Cultural heritage, for UNESCO, involves the practices, representations, expressions, knowledge, skills, as well as the instruments, objects, artefacts and cultural spaces associated therewith, that communities, groups and in some cases individuals recognise as part of their cultural heritage. It is constantly recreated by communities and groups in response to their environment, their interaction with nature and their history, and provides them with a sense of identity and continuity.

Cultural expressions are those expressions that result from the creativity of individuals, groups and societies and that have cultural content. Cultural content refers to the symbolic meaning, artistic dimension, and cultural values that originate from or express cultural identities.

We have power to put Community Culture into action for the cultural rights of people and place. 1.

1. Community is Culture. Culture scrolls us backwards to connect to the inhabitants of Newgrange, Knowth and Dowth and fast forwards us to the future creativity of the new Irish. Although a core part of society, culture is like an iceberg moving in ways that are unseen and unheard in and through community. 2. Culture needs Community. Community is a place of meaning-making, out of which objects, artefacts and cultural spaces as broad and diverse as the hearth, the knitted sweater and the YouTube video emerge.
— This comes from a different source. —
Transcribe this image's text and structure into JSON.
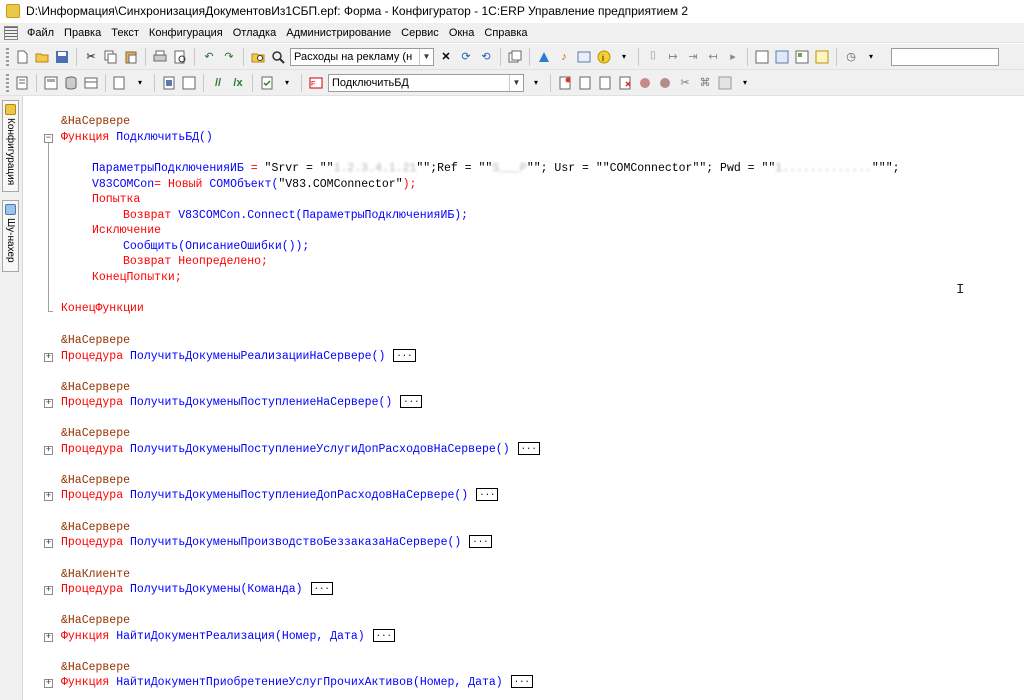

Charter for Cultural Rights 3. Community + Culture = Politics. Culture gives expression to the invisible dimensions; the unheard voice; and the silent contradictions. It prevents the drift to passivity and consumerism and all the democratic deficits this engenders. 4. Community + Culture = Transformation. Many community activists and artists are at the forefront of creative work nested in initiatives seeking equality and human rights. This offers the power to feel and transform one’s self in relation to others, to renew and reframe institutions, and to shape and reshape the value base of our society. Transformation requires agency and an institutional ecology based on the common-good. 5. Community + Culture = Civil Society. A shift beyond the dominant models of arts provision is urgent. This shift must involve civil society, a civil society resourced and ready to take up new formations and innovations. 6. Community + Culture = Equality. Communities need to enjoy an equality of status and recognition of their culture. They are producers and consumers of culture, and need access to publicly subsidised funding for their cultural expression. Their cultural rights must be recognised, fulfilled and given parity of esteem. 7. Community + Culture = Place. Communities are connected by place and identity and identification with place. Environment, landscape, nature, and materials underpin community and culture, and change. This connectedness is based on a renewed sense of mutuality and environmental stewardship. By signing up to the Charter we share a joint commitment to make it real.